Mitch Frumkin, president of Kipcon Inc., a North Brunswick, N.J.-based engineering firm, said that while some engineers don’t carry E&O insurance, as it’s known, “I work with a number of clients who won’t work with us unless we have E&O.”
Having the insurance not only protects his firm, it gives the firm a competitive advantage over those that don’t, Frumkin said.
Business owners, whether they’re starting out or have been up and running for a while, should learn all they can about insurance. There are several good primers online — the NAIC, Praeger’s group, has a Web site called Insure U for Small Business.
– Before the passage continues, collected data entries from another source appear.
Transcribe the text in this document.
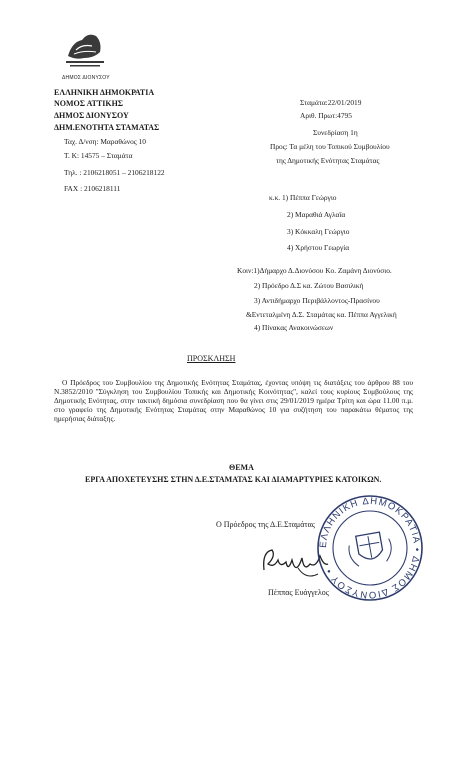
ΔΗΜΟΣ ΔΙΟΝΥΣΟΥ
ΕΛΛΗΝΙΚΗ ΔΗΜΟΚΡΑΤΙΑ
ΝΟΜΟΣ ΑΤΤΙΚΗΣ
ΔΗΜΟΣ ΔΙΟΝΥΣΟΥ
ΔΗΜ.ΕΝΟΤΗΤΑ ΣΤΑΜΑΤΑΣ
Ταχ. Δ/νση: Μαραθώνος 10
Τ. Κ: 14575 – Σταμάτα
Τηλ. : 2106218051 – 2106218122
FAX : 2106218111
Σταμάτα:22/01/2019
Αριθ. Πρωτ:4795
Συνεδρίαση 1η
Προς: Τα μέλη του Τοπικού Συμβουλίου
της Δημοτικής Ενότητας Σταμάτας
κ.κ. 1) Πέππα Γεώργιο
2) Μαραθιά Αγλαΐα
3) Κόκκαλη Γεώργιο
4) Χρήστου Γεωργία
Κοιν:1)Δήμαρχο Δ.Διονύσου Κο. Ζαμάνη Διονύσιο.
2) Πρόεδρο Δ.Σ κα. Ζώτου Βασιλική
3) Αντιδήμαρχο Περιβάλλοντος-Πρασίνου
&Εντεταλμένη Δ.Σ. Σταμάτας κα. Πέππα Αγγελική
4) Πίνακας Ανακοινώσεων
ΠΡΟΣΚΛΗΣΗ
Ο Πρόεδρος του Συμβουλίου της Δημοτικής Ενότητας Σταμάτας, έχοντας υπόψη τις διατάξεις του άρθρου 88 του Ν.3852/2010 ''Σύγκληση του Συμβουλίου Τοπικής και Δημοτικής Κοινότητας'', καλεί τους κυρίους Συμβούλους της Δημοτικής Ενότητας, στην τακτική δημόσια συνεδρίαση που θα γίνει στις 29/01/2019 ημέρα Τρίτη και ώρα 11.00 π.μ. στο γραφείο της Δημοτικής Ενότητας Σταμάτας στην Μαραθώνος 10 για συζήτηση του παρακάτω θέματος της ημερήσιας διάταξης.
ΘΕΜΑ
ΕΡΓΑ ΑΠΟΧΕΤΕΥΣΗΣ ΣΤΗΝ Δ.Ε.ΣΤΑΜΑΤΑΣ ΚΑΙ ΔΙΑΜΑΡΤΥΡΙΕΣ ΚΑΤΟΙΚΩΝ.
Ο Πρόεδρος της Δ.Ε.Σταμάτας
Πέππας Ευάγγελος
ΕΛΛΗΝΙΚΗ ΔΗΜΟΚΡΑΤΙΑ • ΔΗΜΟΣ ΔΙΟΝΥΣΟΥ •
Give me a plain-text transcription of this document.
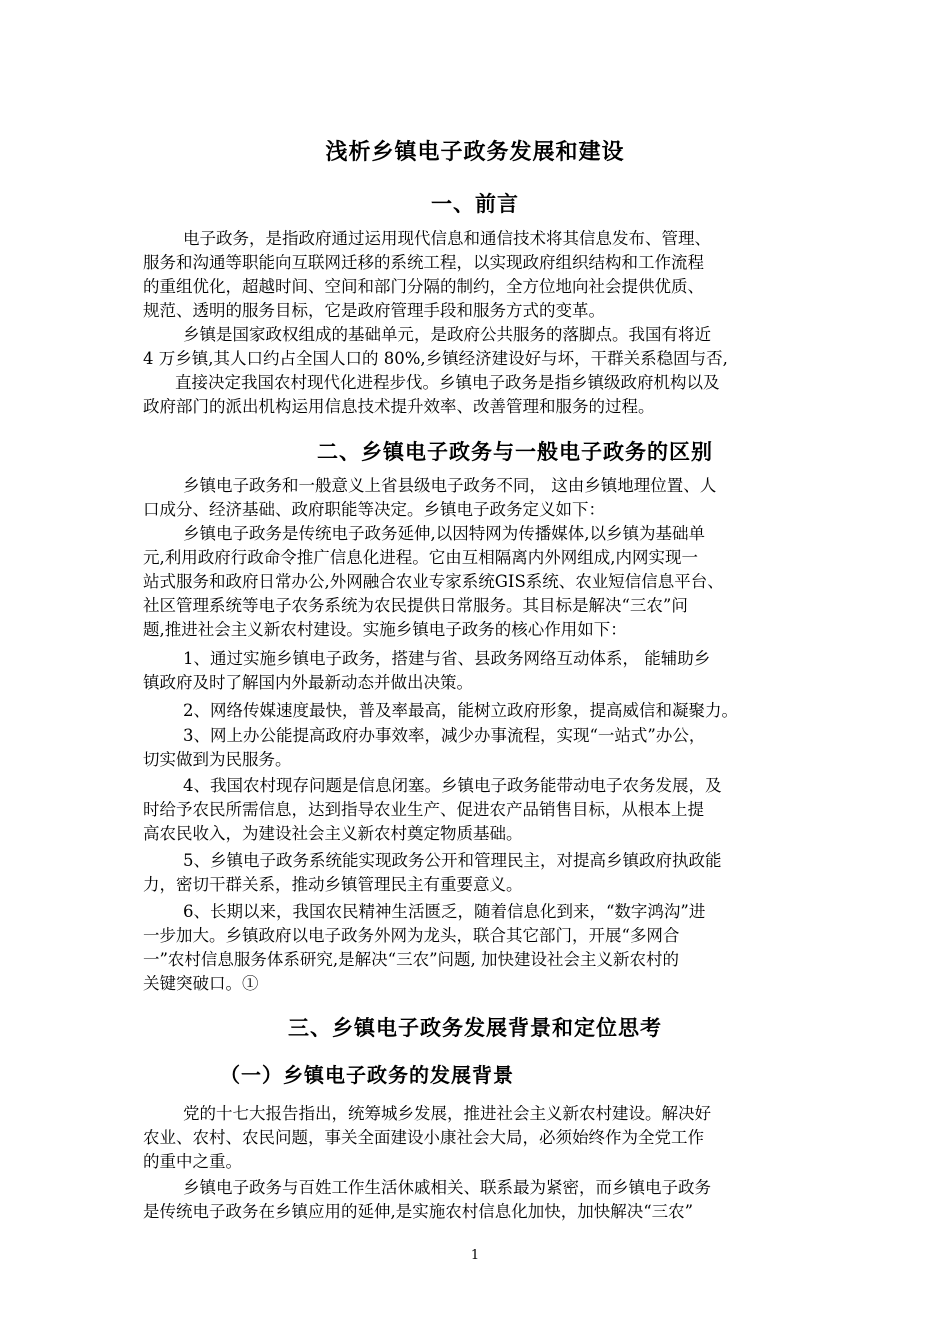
浅析乡镇电子政务发展和建设
一、前言
电子政务，是指政府通过运用现代信息和通信技术将其信息发布、管理、
服务和沟通等职能向互联网迁移的系统工程，以实现政府组织结构和工作流程
的重组优化，超越时间、空间和部门分隔的制约，全方位地向社会提供优质、
规范、透明的服务目标，它是政府管理手段和服务方式的变革。
乡镇是国家政权组成的基础单元，是政府公共服务的落脚点。我国有将近
4 万乡镇,其人口约占全国人口的 80%,乡镇经济建设好与坏，干群关系稳固与否,
直接决定我国农村现代化进程步伐。乡镇电子政务是指乡镇级政府机构以及
政府部门的派出机构运用信息技术提升效率、改善管理和服务的过程。
二、乡镇电子政务与一般电子政务的区别
乡镇电子政务和一般意义上省县级电子政务不同， 这由乡镇地理位置、人
口成分、经济基础、政府职能等决定。乡镇电子政务定义如下：
乡镇电子政务是传统电子政务延伸,以因特网为传播媒体,以乡镇为基础单
元,利用政府行政命令推广信息化进程。它由互相隔离内外网组成,内网实现一
站式服务和政府日常办公,外网融合农业专家系统GIS系统、农业短信信息平台、
社区管理系统等电子农务系统为农民提供日常服务。其目标是解决“三农”问
题,推进社会主义新农村建设。实施乡镇电子政务的核心作用如下：
1、通过实施乡镇电子政务，搭建与省、县政务网络互动体系， 能辅助乡
镇政府及时了解国内外最新动态并做出决策。
2、网络传媒速度最快，普及率最高，能树立政府形象，提高威信和凝聚力。
3、网上办公能提高政府办事效率，减少办事流程，实现“一站式”办公，
切实做到为民服务。
4、我国农村现存问题是信息闭塞。乡镇电子政务能带动电子农务发展，及
时给予农民所需信息，达到指导农业生产、促进农产品销售目标，从根本上提
高农民收入，为建设社会主义新农村奠定物质基础。
5、乡镇电子政务系统能实现政务公开和管理民主，对提高乡镇政府执政能
力，密切干群关系，推动乡镇管理民主有重要意义。
6、长期以来，我国农民精神生活匮乏，随着信息化到来，“数字鸿沟”进
一步加大。乡镇政府以电子政务外网为龙头，联合其它部门，开展“多网合
一”农村信息服务体系研究,是解决“三农”问题, 加快建设社会主义新农村的
关键突破口。①
三、乡镇电子政务发展背景和定位思考
（一）乡镇电子政务的发展背景
党的十七大报告指出，统筹城乡发展，推进社会主义新农村建设。解决好
农业、农村、农民问题，事关全面建设小康社会大局，必须始终作为全党工作
的重中之重。
乡镇电子政务与百姓工作生活休戚相关、联系最为紧密，而乡镇电子政务
是传统电子政务在乡镇应用的延伸,是实施农村信息化加快，加快解决“三农”
1
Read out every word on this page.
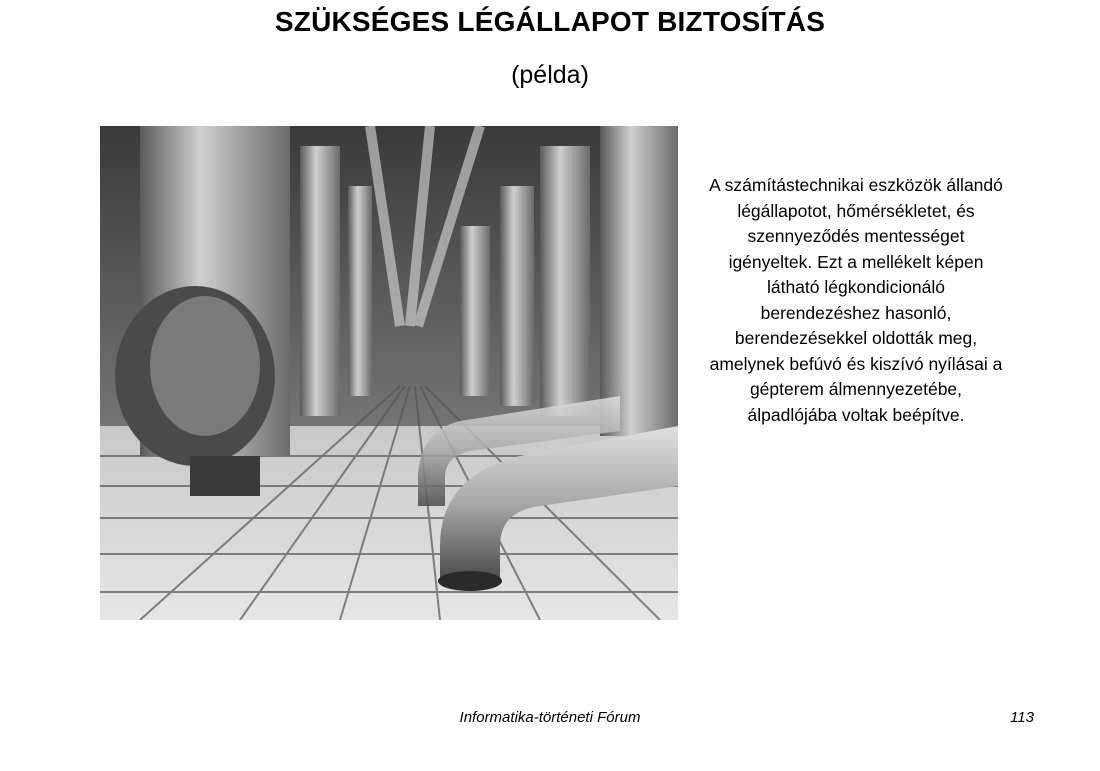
SZÜKSÉGES LÉGÁLLAPOT BIZTOSÍTÁS
(példa)
A számítástechnikai eszközök állandó légállapotot, hőmérsékletet, és szennyeződés mentességet igényeltek. Ezt a mellékelt képen látható légkondicionáló berendezéshez hasonló, berendezésekkel oldották meg, amelynek befúvó és kiszívó nyílásai a gépterem álmennyezetébe, álpadlójába voltak beépítve.
Informatika-történeti Fórum	113
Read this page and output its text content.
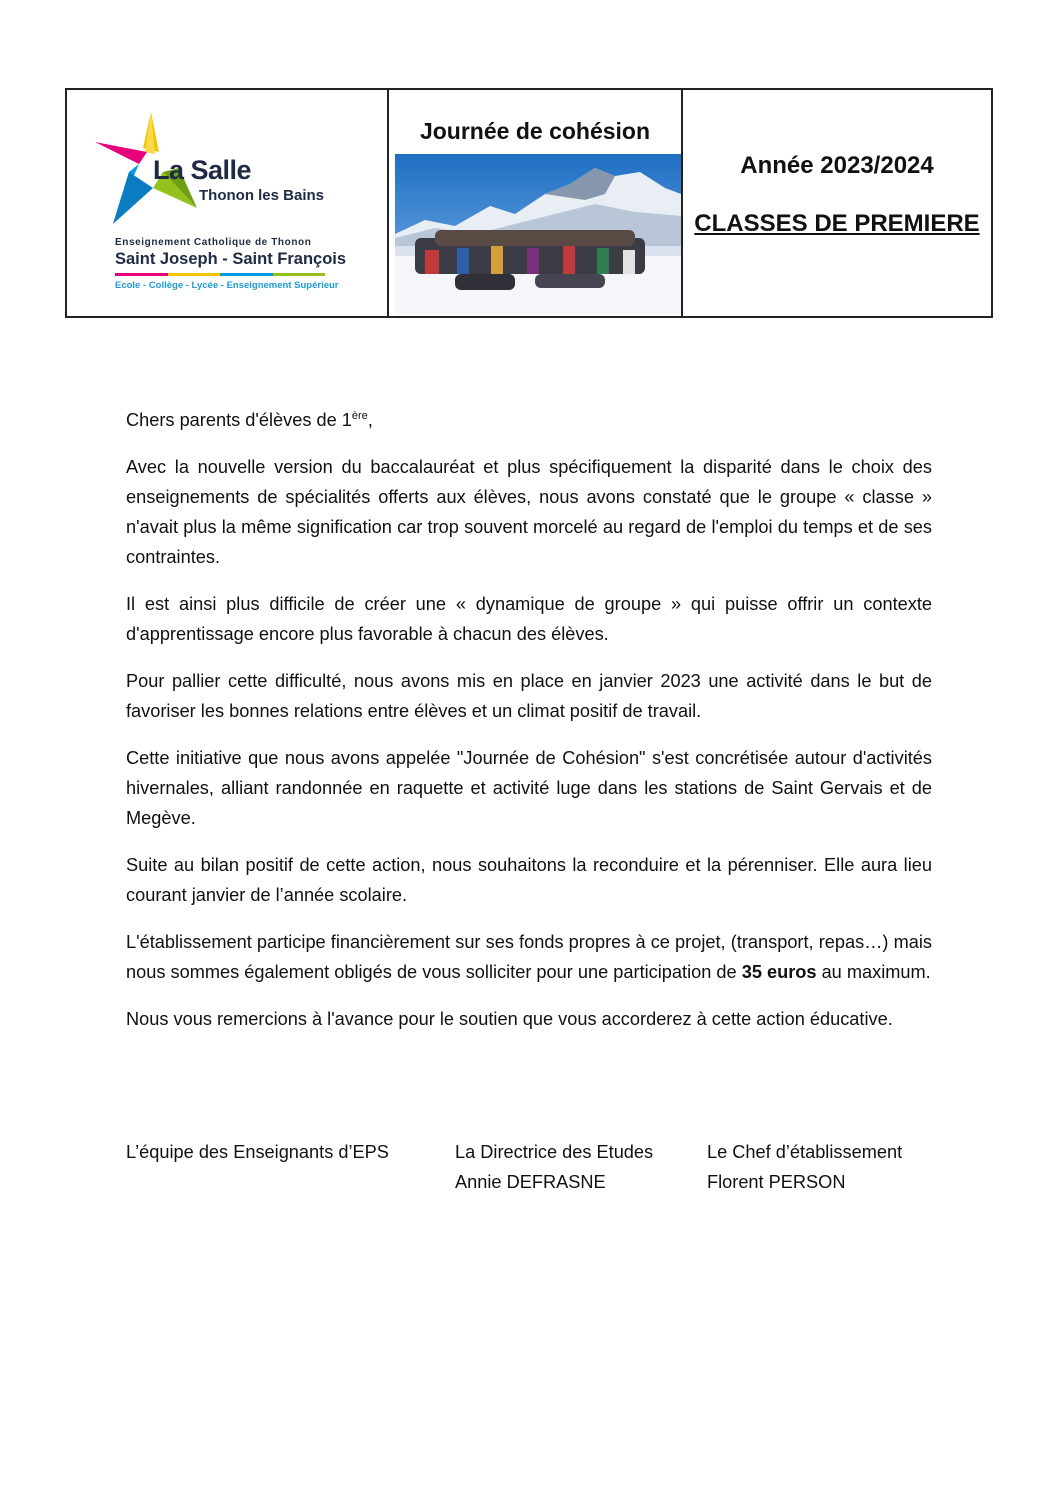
La Salle
Thonon les Bains
Enseignement Catholique de Thonon
Saint Joseph - Saint François
Ecole - Collège - Lycée - Enseignement Supérieur
Journée de cohésion
Année 2023/2024
CLASSES DE PREMIERE

Chers parents d'élèves de 1ère,

Avec la nouvelle version du baccalauréat et plus spécifiquement la disparité dans le choix des enseignements de spécialités offerts aux élèves, nous avons constaté que le groupe « classe » n'avait plus la même signification car trop souvent morcelé au regard de l'emploi du temps et de ses contraintes.

Il est ainsi plus difficile de créer une « dynamique de groupe » qui puisse offrir un contexte d'apprentissage encore plus favorable à chacun des élèves.

Pour pallier cette difficulté, nous avons mis en place en janvier 2023 une activité dans le but de favoriser les bonnes relations entre élèves et un climat positif de travail.

Cette initiative que nous avons appelée "Journée de Cohésion" s'est concrétisée autour d'activités hivernales, alliant randonnée en raquette et activité luge dans les stations de Saint Gervais et de Megève.

Suite au bilan positif de cette action, nous souhaitons la reconduire et la pérenniser. Elle aura lieu courant janvier de l’année scolaire.

L'établissement participe financièrement sur ses fonds propres à ce projet, (transport, repas…) mais nous sommes également obligés de vous solliciter pour une participation de 35 euros au maximum.

Nous vous remercions à l'avance pour le soutien que vous accorderez à cette action éducative.

L’équipe des Enseignants d’EPS	La Directrice des Etudes
Annie DEFRASNE
Le Chef d’établissement
Florent PERSON
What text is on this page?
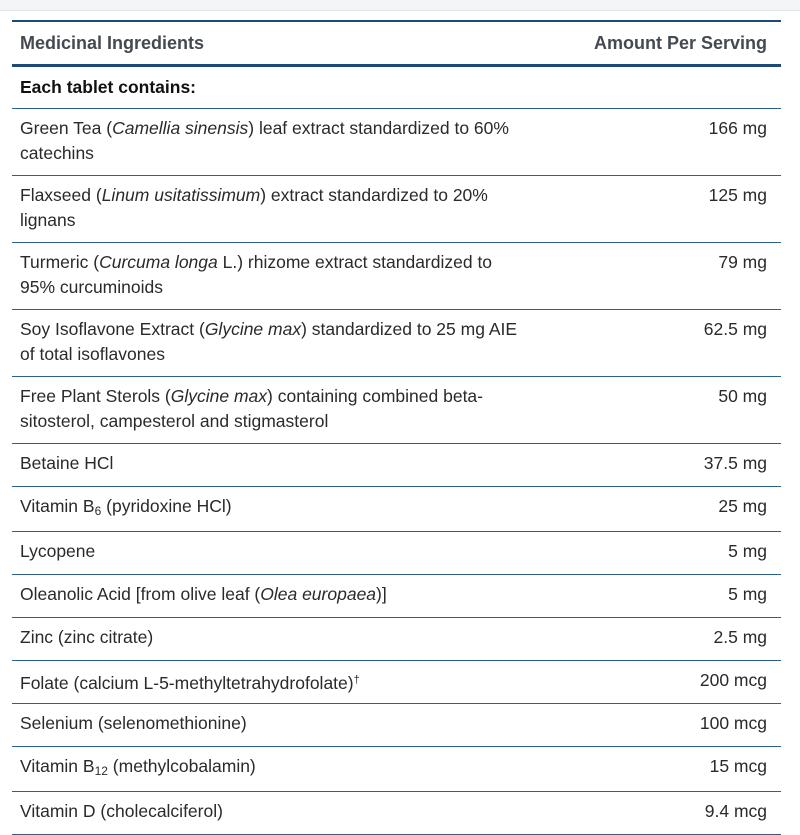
Medicinal Ingredients	Amount Per Serving
Each tablet contains:	
Green Tea (Camellia sinensis) leaf extract standardized to 60% catechins	166 mg
Flaxseed (Linum usitatissimum) extract standardized to 20% lignans	125 mg
Turmeric (Curcuma longa L.) rhizome extract standardized to 95% curcuminoids	79 mg
Soy Isoflavone Extract (Glycine max) standardized to 25 mg AIE of total isoflavones	62.5 mg
Free Plant Sterols (Glycine max) containing combined beta-sitosterol, campesterol and stigmasterol	50 mg
Betaine HCl	37.5 mg
Vitamin $B_6$ (pyridoxine HCl)	25 mg
Lycopene	5 mg
Oleanolic Acid [from olive leaf (Olea europaea)]	5 mg
Zinc (zinc citrate)	2.5 mg
Folate (calcium L-5-methyltetrahydrofolate)†	200 mcg
Selenium (selenomethionine)	100 mcg
Vitamin $B_{12}$ (methylcobalamin)	15 mcg
Vitamin D (cholecalciferol)	9.4 mcg
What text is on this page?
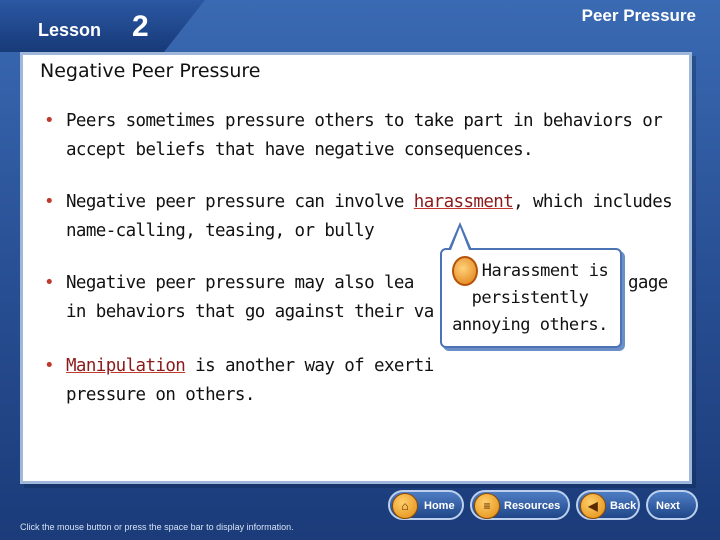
Lesson 2	Peer Pressure
Negative Peer Pressure
• Peers sometimes pressure others to take part in behaviors or accept beliefs that have negative consequences.
• Negative peer pressure can involve harassment, which includes name-calling, teasing, or bully
• Negative peer pressure may also lea
in behaviors that go against their va
gage
• Manipulation is another way of exerti
pressure on others.
Harassment is persistently annoying others.
Click the mouse button or press the space bar to display information.
⌂	Home	≡	Resources	◀	Back Next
It explains basic forms of insurance such as workers’ compensation, property and liability, commercial auto and home-based insurance coverage.
The Insurance Information Institute, an industry group, also provides businesses with a good overview of many kinds of insurance on its site. It explains coverage such as business interruption and employment practices liability insurance, and also has sections describing the insurance needed by specific industries such as retailing, manufacturing, farming, food service and lodging.
A good insurance broker should know what kinds of insurance your company needs. But if he or she isn’t familiar with your line of work, you might end up underinsured. So, as with many other aspects of running a company, some of the best information can come from other small business owners.
Tola Talabi, co-owner of Bacchus Wine Made Simple, a wine and liquor store in Manhattan, noted that he needs to carry liquor law liability insurance, which among other things provides coverage in case one of his employees unknowingly sells an alcoholic beverage to an underage customer.
“We carry it to protect ourselves from potential litigation,” he said.
Company owners can also relate to one another what they’ve learned from experience, and help others avoid some insurance pitfalls. Talabi recalled being robbed when he ran a store in New Jersey, but said he didn’t make a claim.
“I would end up paying more for it because of higher premiums,” he said.